Demirtaş, şöyle devam etti: "Bu adam Türkiye'nin gelecek yüz yılını tek başına belirlemek istiyor. Bugüne kadar tek bir fikir ortaya sürememiştir. 14 yıldır kendisine ait orjinal tek bir cümlesi yoktur. AKP kurulduğunda ortak bir akıl tarafından yönetiliyordu. Bu onları dinliyordu. 14 yıldır AKP adına ortaya konulmuş hiçbir fikir ve proje bu zatta ait değildir. Toplumsal bir sistem inşa edebilecek kapasitesi yoktur. Dolayısıyla bir rejim kurabilecek potansiyeli yoktur. Bir Erdoğan döneminden bahsedebiliriz. Erdoğan'dan sonra bir Erdoğan dönemi yoktur. Kalıcı bir sistem inşa edebilecek bir insan değildir. Erdoğan'ın siyasi hayatı bittiği anda Erdoğan dönemi de bitecektir. Geride sadece açtığı yaralar, oluşturduğu hasarlar kalacaktır. Böyle bir zatın siyasi kariyerinin bittiğine dair en ufak bir işaret alsınlar, çevresindeki asalak böcekler öyle bir kaçışacak ki... Ayağı bir tökezlesin gemiyi en başta bunlar terk edecekler. Şu konuşmam tarihe not düşsün. Diyecekler ki, 'Erdoğan gelmiş geçmiş en despot liderdi' diyecekler. Şu bol maaş alanlar var ya. Bu yalaka tayfasından daha fazla Erdoğan'a saldıran kimseyi bulamayacaksınız. Hepimizin önünde koşacaklar. Sizden ricam o gün geldiğinde, o alçakları asla affetmeyin. Bugün dokunulmazlıklarımızı tartışanlar yarın ne hale geleceklerini görecekler."

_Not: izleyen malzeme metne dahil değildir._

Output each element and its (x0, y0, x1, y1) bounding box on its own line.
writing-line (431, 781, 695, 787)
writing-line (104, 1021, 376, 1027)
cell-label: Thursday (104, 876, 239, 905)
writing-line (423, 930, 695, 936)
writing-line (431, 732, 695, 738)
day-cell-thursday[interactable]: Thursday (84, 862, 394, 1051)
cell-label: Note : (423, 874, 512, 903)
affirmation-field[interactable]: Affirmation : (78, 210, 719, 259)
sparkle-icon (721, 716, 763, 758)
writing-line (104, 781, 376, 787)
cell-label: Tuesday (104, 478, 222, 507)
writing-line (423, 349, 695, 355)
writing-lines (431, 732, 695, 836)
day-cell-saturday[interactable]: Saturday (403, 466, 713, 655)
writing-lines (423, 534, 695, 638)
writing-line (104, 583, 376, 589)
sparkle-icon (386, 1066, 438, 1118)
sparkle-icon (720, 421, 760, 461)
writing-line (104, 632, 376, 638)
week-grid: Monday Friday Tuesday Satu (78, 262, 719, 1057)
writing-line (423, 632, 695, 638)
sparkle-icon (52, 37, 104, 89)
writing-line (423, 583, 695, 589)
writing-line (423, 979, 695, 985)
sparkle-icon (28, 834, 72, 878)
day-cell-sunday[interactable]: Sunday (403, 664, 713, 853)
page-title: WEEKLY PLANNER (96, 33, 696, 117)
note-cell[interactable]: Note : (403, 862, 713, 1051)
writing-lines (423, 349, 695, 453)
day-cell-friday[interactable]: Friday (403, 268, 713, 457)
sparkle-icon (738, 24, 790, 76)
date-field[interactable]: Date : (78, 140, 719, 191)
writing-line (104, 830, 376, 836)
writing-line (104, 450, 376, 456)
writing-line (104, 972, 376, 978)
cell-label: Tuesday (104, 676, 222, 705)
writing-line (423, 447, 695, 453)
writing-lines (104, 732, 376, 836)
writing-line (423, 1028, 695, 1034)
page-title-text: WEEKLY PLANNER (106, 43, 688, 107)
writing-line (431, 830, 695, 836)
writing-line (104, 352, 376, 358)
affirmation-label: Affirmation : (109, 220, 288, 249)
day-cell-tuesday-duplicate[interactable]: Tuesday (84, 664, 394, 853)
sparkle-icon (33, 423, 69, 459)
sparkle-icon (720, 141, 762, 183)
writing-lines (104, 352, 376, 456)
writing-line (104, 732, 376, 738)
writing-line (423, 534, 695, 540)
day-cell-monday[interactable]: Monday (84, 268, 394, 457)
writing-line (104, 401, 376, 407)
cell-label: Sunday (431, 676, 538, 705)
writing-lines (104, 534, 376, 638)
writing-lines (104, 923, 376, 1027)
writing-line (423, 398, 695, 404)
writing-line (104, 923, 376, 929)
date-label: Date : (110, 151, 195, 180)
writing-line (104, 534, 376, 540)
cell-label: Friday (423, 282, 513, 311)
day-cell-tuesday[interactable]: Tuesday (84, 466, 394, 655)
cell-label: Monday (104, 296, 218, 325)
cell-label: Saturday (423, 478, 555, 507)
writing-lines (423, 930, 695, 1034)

Demirtaş, Erdoğan'ın AKP'nin kurulduğu günden bu yana etrafındakileri tasfiye ettiğini belirterek, "Ama böyle giderse yalnız kalacak, çünkü etrafında ondan başka akılsız yok. Devrik cübbesiz, başbakan Ahmet hoca var ya ona dahi tahammül edemedi. En son ilkokulda müsamerede başbakan olmuş. Ne bilsin ilk ve son müsameresi olacaktı. O günkü başbakanlığı bugünkünden daha hakikiymiş. Onu bile hain ettiler" dedi.
'ONLAR GİBİ ARKADAŞLARIMIZI, HALKIMIZI SATMAYIZ'
Demirtaş, şunları da kaydetti: "Bizi seçenlere asla ihanet etmedik. Bizi seçenler nasıl cesursa onlara layık olmaya çalıştık. Bundan dolayı dokunulmazlıklarımız kaldırılacaksa bundan onur duyarız. Parlamento iradesi gelip geçici değildir. Biz halkın iradesini savunuyoruz. Halkın temsilcilerinin şahsında o iradeyi savunuyoruz. Koltuklara meftun değiliz. Onlar gibi oturduğumuz koltuk için değerlerimizi, arkadaşlarımızı, halkımızı satacak kadar alçalmış bir siyasetçiler değiliz."
Demirtaş, çok sayıda milletvekilinin parlamentoyu itibarsızlaştırma operasyonuna "Hayır" diyeceğinden emin olduğunu söylerken, "Türkiye umudunu asla kaybetmemelidir. Umut biziz. Bütün bu barbalığa karşı en sağlam duruşu gösterenler sizlersiniz. Böylesi bir umut varken, karamsar olmaya gerek yoktur. Bir psikolojik hareket yürütmek istiyorlar. Böyle bir ortamda erken bir seçim ya da referandumla dikta rejimini anayasaya kapı açmak istiyorlar" diye belirtti.
YÜKSEK'İN TUTUKLANMASINA TEPKİ
DBP Eş Genel Başkanı Kamuran Yüksek'in tutuklanmasına da tepki gösteren Demirtaş, "Tutuklama adına bir şey bulamıyorlar. Sadece konuşmalarının gerekçe gösteriyorlar. Emir yukardan gelmiş yapmak zorundalar. Böylesine bir yüzsüzlükle siyasi operasyonlar karşı karşıya kaldık" dedi. Demirtaş, son bir yıl içerisinde yüzlerce HDP ve DBP'li yöneticinin tutuklandığı hatırlattı.
'BOYUN EĞECEK DEĞİLİZ; GURUR DUYUYORUZ'
Demirtaş, konuşmasının sonunda da şu mesajları verdi: "Dokunulmazlık zırhına bürünerek, siyaset yapmadık. Hiç hapis yatmamış, belki de en az bedel ödemiş biri olarak bu grupla gurur duyarım. Biz son derece doğru bir iş yaptık. HDP'yi bu ülkenin kalıcı ana akımı haline getirdik. Partimizi bu şekilde kişilere bağlı inşa etmedik. İstikrarlı bir şekilde büyüyen ana muhalefet akımı var. Bu akımı durduramayacaklar. Erdoğan'dan geriye acı hatırlardan başka bir şey kalmayacak ama biz gitsek içeriye dahi dışarıda çok daha güçlü bir HDP olacaktır. Ucuz kasaba politikacısı dokunulmazlığımızın kaldırılmasını istedi diye boyun eğecek değiliz. HDP Türkiye'nin geleceğinin partisidir."